I have never understood the pleasure a man, almost always a man, takes in shooting animals and birds. I have never understood the emotional sense of fulfillment derived from taking the life of a beautiful creature. Human beings have always dreamed of flight. From Greek mythology to the Wright brothers, the idea of lifting off from the ground and soaring towards the heavens has inspired the human imagination. Then why kill those very creatures who can fly? How is it that humans feel elevated by bringing down winged creatures? What emptiness inside a man is filled by destroying the life of a lovely, harmless creature? The vice presidential hunting fiasco reported in the press earlier this year reveals another peculiar dimension to it all – there are farms which breed birds solely so that some men can have the thrill of blasting them out of the sky.
These events are known as “canned hunts.” That is, you can pay to “hunt” essentially tame animals on private property. Prices range from hundreds to thousands to blast away at animals which are fenced in and “may even lick your hand before they are brutally slain.” The hunters even call this a sport – though I have always thought a sport implied at least some element of competition. But what chance do the creatures have? In order to reduce the possibility of missing the target, these sportsmen use not a single bullet, but a shell with a couple hundred “little bullets” inside – you can hardly miss. This is a sport?
But what is it that provides the pleasure? A sense of control? Power? Substitute sexual prowess – “Look what my phallic substitute can do?” And then, “Look on my wall and see the heads of animals I have killed – a tiger, a deer, an eagle… See how I have taken life and reduced it to an inanimate object, a trophy – see how this makes me important?” I don’t get it.
But I do get that we men have some particular screw loose which fuels our love of combat, of war, of hunting, of violence – all are, I believe, related. From the early years to adult cycles, men seem fascinated, almost obsessed, with making weapons and then using them. The proliferation of nuclear weapons is particularly terrifying because of the male need to fire his weapons. Bernard Baruch, back in the years just after Hiroshima and Nagasaki, expressed over and over his desperate plea for the control, if not the complete abolition, of nuclear weapons – we may not have a chance later, he feared. Well, here it is later, and the guys with their shotguns don’t seem to comprehend the folly and tragedy of neglecting nuclear control and abolition.
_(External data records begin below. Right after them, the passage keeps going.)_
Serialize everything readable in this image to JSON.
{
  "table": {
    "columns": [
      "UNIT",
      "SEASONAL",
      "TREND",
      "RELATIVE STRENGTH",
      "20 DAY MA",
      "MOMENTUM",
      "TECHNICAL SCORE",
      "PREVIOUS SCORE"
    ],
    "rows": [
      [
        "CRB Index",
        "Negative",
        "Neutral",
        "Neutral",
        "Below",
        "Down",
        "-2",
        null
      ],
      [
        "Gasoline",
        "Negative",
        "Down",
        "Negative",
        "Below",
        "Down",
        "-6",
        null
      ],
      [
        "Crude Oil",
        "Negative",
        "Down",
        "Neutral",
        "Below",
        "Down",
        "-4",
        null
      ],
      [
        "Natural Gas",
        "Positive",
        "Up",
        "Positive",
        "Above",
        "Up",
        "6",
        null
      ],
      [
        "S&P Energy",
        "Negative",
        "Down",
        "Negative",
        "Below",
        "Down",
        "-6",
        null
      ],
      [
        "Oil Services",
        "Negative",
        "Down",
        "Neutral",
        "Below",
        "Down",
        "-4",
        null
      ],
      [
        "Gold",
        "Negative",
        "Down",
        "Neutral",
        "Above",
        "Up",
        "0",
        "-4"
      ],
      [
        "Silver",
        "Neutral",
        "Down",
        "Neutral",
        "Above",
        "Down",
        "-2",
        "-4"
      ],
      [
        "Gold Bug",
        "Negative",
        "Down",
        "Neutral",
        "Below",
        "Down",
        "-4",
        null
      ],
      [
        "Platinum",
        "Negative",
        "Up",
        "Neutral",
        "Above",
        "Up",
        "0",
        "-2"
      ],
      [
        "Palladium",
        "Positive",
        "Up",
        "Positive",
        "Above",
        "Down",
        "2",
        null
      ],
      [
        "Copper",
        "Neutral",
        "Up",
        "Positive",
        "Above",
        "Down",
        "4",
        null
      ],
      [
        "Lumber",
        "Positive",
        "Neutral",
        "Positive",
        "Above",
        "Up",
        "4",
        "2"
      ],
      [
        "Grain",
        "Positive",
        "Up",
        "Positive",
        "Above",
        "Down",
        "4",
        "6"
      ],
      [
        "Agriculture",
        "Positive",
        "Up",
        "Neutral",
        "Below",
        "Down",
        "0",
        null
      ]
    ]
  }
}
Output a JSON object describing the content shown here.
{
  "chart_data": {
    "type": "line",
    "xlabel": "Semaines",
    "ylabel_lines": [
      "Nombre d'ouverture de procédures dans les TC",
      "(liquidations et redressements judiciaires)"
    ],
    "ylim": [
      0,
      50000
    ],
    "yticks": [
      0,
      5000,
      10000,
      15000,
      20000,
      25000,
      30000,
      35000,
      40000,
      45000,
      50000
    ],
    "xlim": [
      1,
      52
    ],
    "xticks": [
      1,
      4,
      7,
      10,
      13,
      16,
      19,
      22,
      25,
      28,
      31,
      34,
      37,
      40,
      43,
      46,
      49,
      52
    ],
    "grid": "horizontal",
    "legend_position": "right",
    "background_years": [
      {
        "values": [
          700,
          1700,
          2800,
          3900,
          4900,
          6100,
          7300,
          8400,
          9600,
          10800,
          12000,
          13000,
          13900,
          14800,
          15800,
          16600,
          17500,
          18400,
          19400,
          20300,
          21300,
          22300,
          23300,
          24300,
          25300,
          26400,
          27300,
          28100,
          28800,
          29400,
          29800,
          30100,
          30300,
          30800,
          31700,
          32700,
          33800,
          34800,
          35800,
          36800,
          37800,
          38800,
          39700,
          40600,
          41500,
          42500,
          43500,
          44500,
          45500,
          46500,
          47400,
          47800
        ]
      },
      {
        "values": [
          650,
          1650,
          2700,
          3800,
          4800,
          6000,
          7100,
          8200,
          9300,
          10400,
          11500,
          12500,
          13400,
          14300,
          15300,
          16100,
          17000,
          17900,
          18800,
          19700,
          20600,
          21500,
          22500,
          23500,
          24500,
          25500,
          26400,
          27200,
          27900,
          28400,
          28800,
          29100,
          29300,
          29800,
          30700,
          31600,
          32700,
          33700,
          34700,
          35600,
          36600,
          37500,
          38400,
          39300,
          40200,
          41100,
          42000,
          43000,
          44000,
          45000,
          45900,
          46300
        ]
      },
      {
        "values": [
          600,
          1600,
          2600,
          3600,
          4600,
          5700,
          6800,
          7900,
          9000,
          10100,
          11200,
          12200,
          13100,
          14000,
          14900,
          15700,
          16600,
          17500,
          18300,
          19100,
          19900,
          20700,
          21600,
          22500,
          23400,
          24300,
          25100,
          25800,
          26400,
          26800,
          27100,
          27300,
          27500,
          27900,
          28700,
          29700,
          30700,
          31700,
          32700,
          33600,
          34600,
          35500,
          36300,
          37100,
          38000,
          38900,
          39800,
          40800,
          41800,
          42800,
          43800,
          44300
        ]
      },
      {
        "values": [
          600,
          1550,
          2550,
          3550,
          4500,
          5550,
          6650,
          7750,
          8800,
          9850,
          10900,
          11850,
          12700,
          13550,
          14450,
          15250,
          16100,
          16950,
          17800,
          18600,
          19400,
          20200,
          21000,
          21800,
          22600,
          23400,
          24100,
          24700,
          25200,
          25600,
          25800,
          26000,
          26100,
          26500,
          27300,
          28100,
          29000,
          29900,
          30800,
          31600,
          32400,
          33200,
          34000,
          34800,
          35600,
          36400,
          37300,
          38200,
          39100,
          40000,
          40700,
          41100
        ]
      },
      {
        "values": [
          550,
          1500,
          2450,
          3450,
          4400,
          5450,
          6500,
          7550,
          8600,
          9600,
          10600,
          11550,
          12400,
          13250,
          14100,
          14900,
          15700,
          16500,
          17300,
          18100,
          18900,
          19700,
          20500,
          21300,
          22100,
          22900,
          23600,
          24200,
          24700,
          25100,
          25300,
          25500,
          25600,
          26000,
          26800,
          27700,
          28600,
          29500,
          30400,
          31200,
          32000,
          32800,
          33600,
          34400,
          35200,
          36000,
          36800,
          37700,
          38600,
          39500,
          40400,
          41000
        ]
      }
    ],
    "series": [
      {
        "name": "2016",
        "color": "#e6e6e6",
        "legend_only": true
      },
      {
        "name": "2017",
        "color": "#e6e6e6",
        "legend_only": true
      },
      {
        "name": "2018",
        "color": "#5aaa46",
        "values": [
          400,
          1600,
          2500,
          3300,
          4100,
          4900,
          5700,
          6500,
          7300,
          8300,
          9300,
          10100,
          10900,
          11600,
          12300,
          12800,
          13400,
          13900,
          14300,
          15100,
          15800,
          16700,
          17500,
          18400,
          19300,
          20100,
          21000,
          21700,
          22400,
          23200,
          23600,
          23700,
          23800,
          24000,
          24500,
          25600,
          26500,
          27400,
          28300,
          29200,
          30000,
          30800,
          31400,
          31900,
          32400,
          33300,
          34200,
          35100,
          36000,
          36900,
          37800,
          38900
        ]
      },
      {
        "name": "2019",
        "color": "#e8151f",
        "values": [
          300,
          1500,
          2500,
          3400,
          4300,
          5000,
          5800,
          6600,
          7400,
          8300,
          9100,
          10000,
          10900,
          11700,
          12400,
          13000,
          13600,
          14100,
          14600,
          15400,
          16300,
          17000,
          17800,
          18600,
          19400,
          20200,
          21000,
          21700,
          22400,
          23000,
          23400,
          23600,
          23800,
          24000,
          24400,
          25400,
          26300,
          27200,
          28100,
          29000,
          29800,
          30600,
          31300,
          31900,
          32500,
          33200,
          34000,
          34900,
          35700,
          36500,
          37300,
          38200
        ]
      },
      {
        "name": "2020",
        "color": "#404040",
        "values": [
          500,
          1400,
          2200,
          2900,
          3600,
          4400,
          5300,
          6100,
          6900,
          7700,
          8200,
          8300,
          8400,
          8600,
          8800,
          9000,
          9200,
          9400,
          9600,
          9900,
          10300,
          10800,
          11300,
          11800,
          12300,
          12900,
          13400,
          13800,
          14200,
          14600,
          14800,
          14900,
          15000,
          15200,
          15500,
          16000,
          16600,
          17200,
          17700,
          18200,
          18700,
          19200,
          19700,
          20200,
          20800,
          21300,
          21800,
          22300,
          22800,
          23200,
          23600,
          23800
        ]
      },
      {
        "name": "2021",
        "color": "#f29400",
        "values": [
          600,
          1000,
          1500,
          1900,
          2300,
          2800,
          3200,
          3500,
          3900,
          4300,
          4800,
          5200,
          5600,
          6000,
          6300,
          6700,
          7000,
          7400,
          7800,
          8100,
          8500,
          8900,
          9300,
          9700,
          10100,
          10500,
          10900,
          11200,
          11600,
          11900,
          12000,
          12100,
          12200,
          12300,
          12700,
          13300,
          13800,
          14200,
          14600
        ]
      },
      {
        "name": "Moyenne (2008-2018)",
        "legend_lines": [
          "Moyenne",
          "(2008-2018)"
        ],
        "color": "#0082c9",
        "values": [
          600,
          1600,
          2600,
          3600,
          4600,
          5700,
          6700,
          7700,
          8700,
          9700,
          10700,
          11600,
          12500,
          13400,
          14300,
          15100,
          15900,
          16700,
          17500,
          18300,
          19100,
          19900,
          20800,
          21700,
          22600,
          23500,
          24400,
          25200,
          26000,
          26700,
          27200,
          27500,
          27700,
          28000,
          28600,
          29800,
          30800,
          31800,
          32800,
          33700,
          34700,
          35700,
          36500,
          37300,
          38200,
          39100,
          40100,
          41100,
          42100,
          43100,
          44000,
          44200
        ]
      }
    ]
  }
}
Women, perhaps because they create life within their bodies, better understand the preciousness of life than men. They also are baffled, if not disgusted, by the male fascination with weapons and wars. Sadly, women don’t run the world. The guys with shotguns do. Alas, John Kerry thought he had to show he too was a “shotgun “kind-of-guy, by arranging photo ops in his camouflage outfit. I thought it was pathetic and even depressing. “See, I, too, can kill defenseless creatures; I, too, am a real man!”
It starts with the toys and the war games and the video combat games and progresses on to the real thing. I don’t recall ever talking to a woman who got all excited about how this conqueror or that warrior or this army won a battle, or how this ambush was such a smash success or that trap which led to the complete annihilation of this or that army. But we men do get all worked up over such topics. We can cite how many got killed here, how this general outwitted his enemy and killed many more of the other group than his guys. We men love this stuff and often the women look at us with disbelief and mystification. “What’s with these idiots?” I think they secretly wonder.
What it is, I suppose, is our testosterone-driven, id-controlled, capitalist-motivated, male-dominated selves. It has brought us now to the brink of destroying all life on this planet. Unfortunately, I am at a loss to know how to conclude this essay on a hopeful note.